Se esse balizamento doutrinário não for apenas intenção, Ciro Gomes deverá enfrentar dificuldades caso ganhe um ministério. Ciro começará a esquentar, quando o novo comando passar a indicar nomes para os cargos-chave de todas as estruturas. Os tipos sanguíneos têm reações ágeis e sua força de excitação os aproxima dos temperamentos coléricos. Para quem achava que Lula não tinha preparo para ser presidente da República, será um exercício penoso aceitar pontos de vista e decisões que, seguramente, não deverão combinar com a auto-suficiência de quem se julga um dos mais preparados quadros da administração pública do país. Por isso, o vôo de Ciro nos céus de Lula tem previsão de curta duração.
Itamar, longe, e Ciro, perto, poderão ser os dois eixos mais pontiagudos do sistema nervoso da administração lulista. Quem já foi presidente da República e é considerado o responsável pelo Plano Real, investe-se da condição de Pai da Pátria, com direito às glórias que os antigos romanos concediam aos grandes artistas: “poetis et pictoribus omnia licet” (aos poetas e pintores, tudo é permitido). Ou seja, sugerir, criticar, falar coisas impróprias, agir de maneira inadequada, tudo isso poderia fazer parte do rol do perdão. Itamar merece tal glorificação?
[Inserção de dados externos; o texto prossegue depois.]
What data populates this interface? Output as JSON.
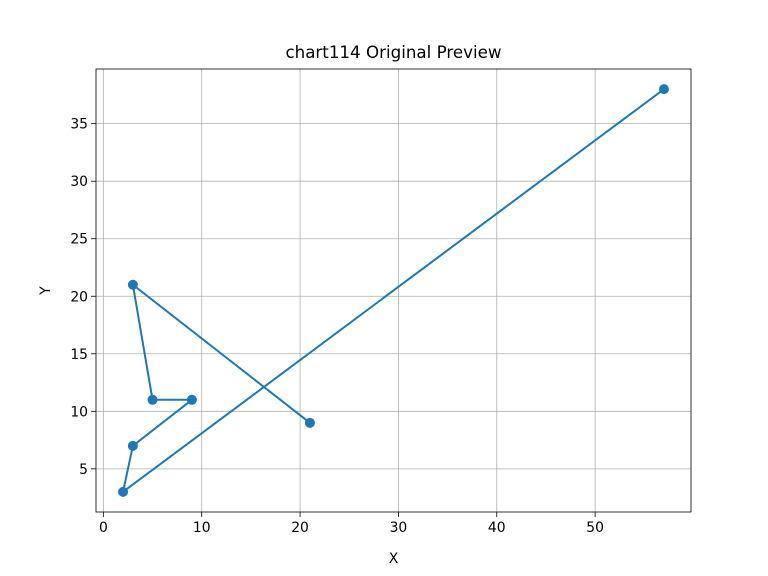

Quem já foi governador, prefeito de capital, ministro da Fazenda e se considera um schollar, estará sempre medindo seu comportamento pelo termômetro da auto-estima e do reconhecimento público. Ciro vai agüentar um sistema de mando sobre o seu ego?
Do alto de sua legitimidade e dos céus das mais altas esperanças nacionais, o presidente Lula se sentirá motivado a usar o cetro de sua força para demover atitudes, gestos e discursos que possam vir a comprometer a linha-mestra que traçou para seu Governo. Suas origens humildes, ao contrário do que alguém possa imaginar, reforçarão a convicção, que ele próprio alimenta, de que é o poder e, assim o sendo, deverá usá-lo com energia quando as circunstâncias o justificarem. Nesse sentido, Itamar e Ciro deverão dar adeus às ilusões. Se cometerem falta, estarão fora do jogo.